Whatever. We have already established that my ethics were compromised five hours earlier when I wasn't angry and exhausted. She wants to treat herself this way I can't save her. I'm no fucking superhero.

I was heartened, as I waited for shady agent to return with his checkbook, by listening to cigarette chick's impassioned monologue delivered into a pink iPhone about the disreputability of shady agent and how this particular cigarette company will never work with him again.

Finally he reappeared and scrawled me a check in childish hand, post-dating it by three days. When I pointed this out he whined that it was my fault for being so difficult... if I had just come with him to the atm I could have gone home with cash... blah blah. He then proceeded to grab the arm of cigarette chick and launch into a tirade: "I have thousands of girls, much better girls than this one.

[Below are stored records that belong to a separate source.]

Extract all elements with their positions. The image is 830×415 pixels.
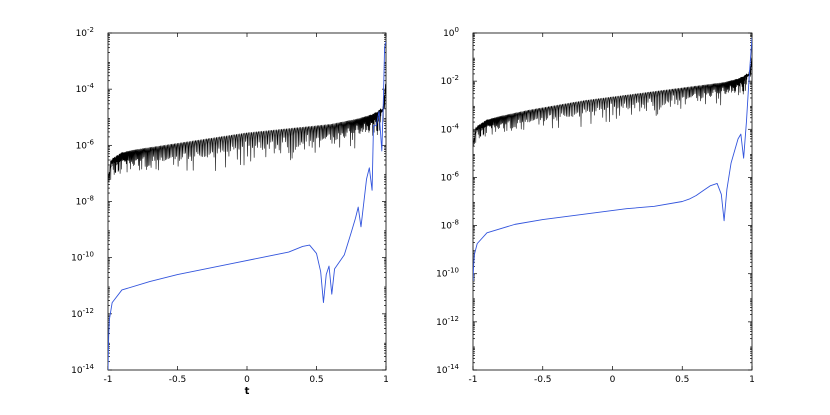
series-line-black — [473, 60, 752, 147]
y-tick-label: 10-6 — [76, 138, 95, 151]
y-tick-label: 10-14 — [436, 363, 459, 376]
y-tick-label: 10-6 — [441, 170, 460, 183]
y-tick-label: 10-14 — [71, 363, 94, 376]
axes-frame — [107, 32, 387, 371]
x-tick-label: 0 — [610, 375, 616, 385]
y-tick-label: 10-4 — [441, 122, 460, 135]
y-tick-label: 10-8 — [441, 219, 459, 232]
y-tick-label: 10-4 — [76, 82, 95, 95]
x-tick-label: 0 — [244, 375, 250, 385]
x-tick-label: 0.5 — [675, 375, 689, 385]
x-tick-label: 1 — [749, 375, 755, 385]
x-tick-label: -0.5 — [534, 375, 552, 385]
series-line-black — [108, 83, 386, 183]
y-tick-label: 10-10 — [71, 251, 94, 264]
y-tick-label: 10-2 — [76, 26, 94, 39]
y-tick-label: 10-12 — [71, 307, 94, 320]
y-tick-label: 10-12 — [436, 315, 459, 328]
y-tick-label: 10-10 — [436, 267, 459, 280]
x-tick-label: -0.5 — [169, 375, 187, 385]
x-tick-label: 1 — [383, 375, 389, 385]
series-line-blue — [108, 41, 386, 370]
x-tick-label: -1 — [104, 375, 113, 385]
x-tick-label: -1 — [469, 375, 478, 385]
y-tick-label: 10-8 — [76, 195, 94, 208]
x-axis-label: t — [245, 386, 250, 397]
series-line-blue — [473, 37, 752, 281]
axes-frame — [472, 32, 753, 371]
y-tick-label: 100 — [443, 26, 459, 39]
x-tick-label: 0.5 — [309, 375, 323, 385]
chart-panel-2: -1 -0.5 0 0.5 1 10-14 10-12 10-10 10-8 10-6 10-4 10… — [436, 26, 755, 385]
chart-panel-1: -1 -0.5 0 0.5 1 10-14 10-12 10-10 10-8 10-6 10-4 10… — [71, 26, 389, 397]
y-tick-label: 10-2 — [441, 74, 459, 87]
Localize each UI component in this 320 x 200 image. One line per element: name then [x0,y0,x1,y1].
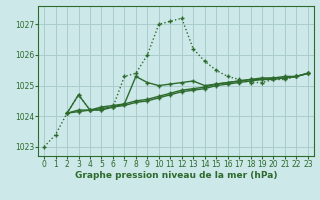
X-axis label: Graphe pression niveau de la mer (hPa): Graphe pression niveau de la mer (hPa) [75,171,277,180]
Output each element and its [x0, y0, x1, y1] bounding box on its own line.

Next time I'm going to send you a really good girl... " His voice was raised in thinly veiled desperation. I saw for a moment the shabbiness of him, the glamour worn thin, his twitchy eyes inadvertently telling a story of glory long gone.

We walked away from him, leaving him to scurry back to whatever dank life he led and whatever satisfaction he could wrest from lording it over the other dancer. Perhaps their relationship was more symbiotic than I had suspected, feeding each others' illusions of the glitter world. But not me. I wont play that game. The glitter world is fun sometimes, but it isn't the real world and I wont sacrifice my pride or my safety to gain entry.

The next day I took my check to the bank where a perky teller wearing false eyelashes and a giant hairpiece sympathized with my story and allowed me to withdraw the funds early. It was a good thing, she told me, since he barely had enough in the account to cover the check. Now I can afford to dry clean my belly dance costume which reeks of cigarettes.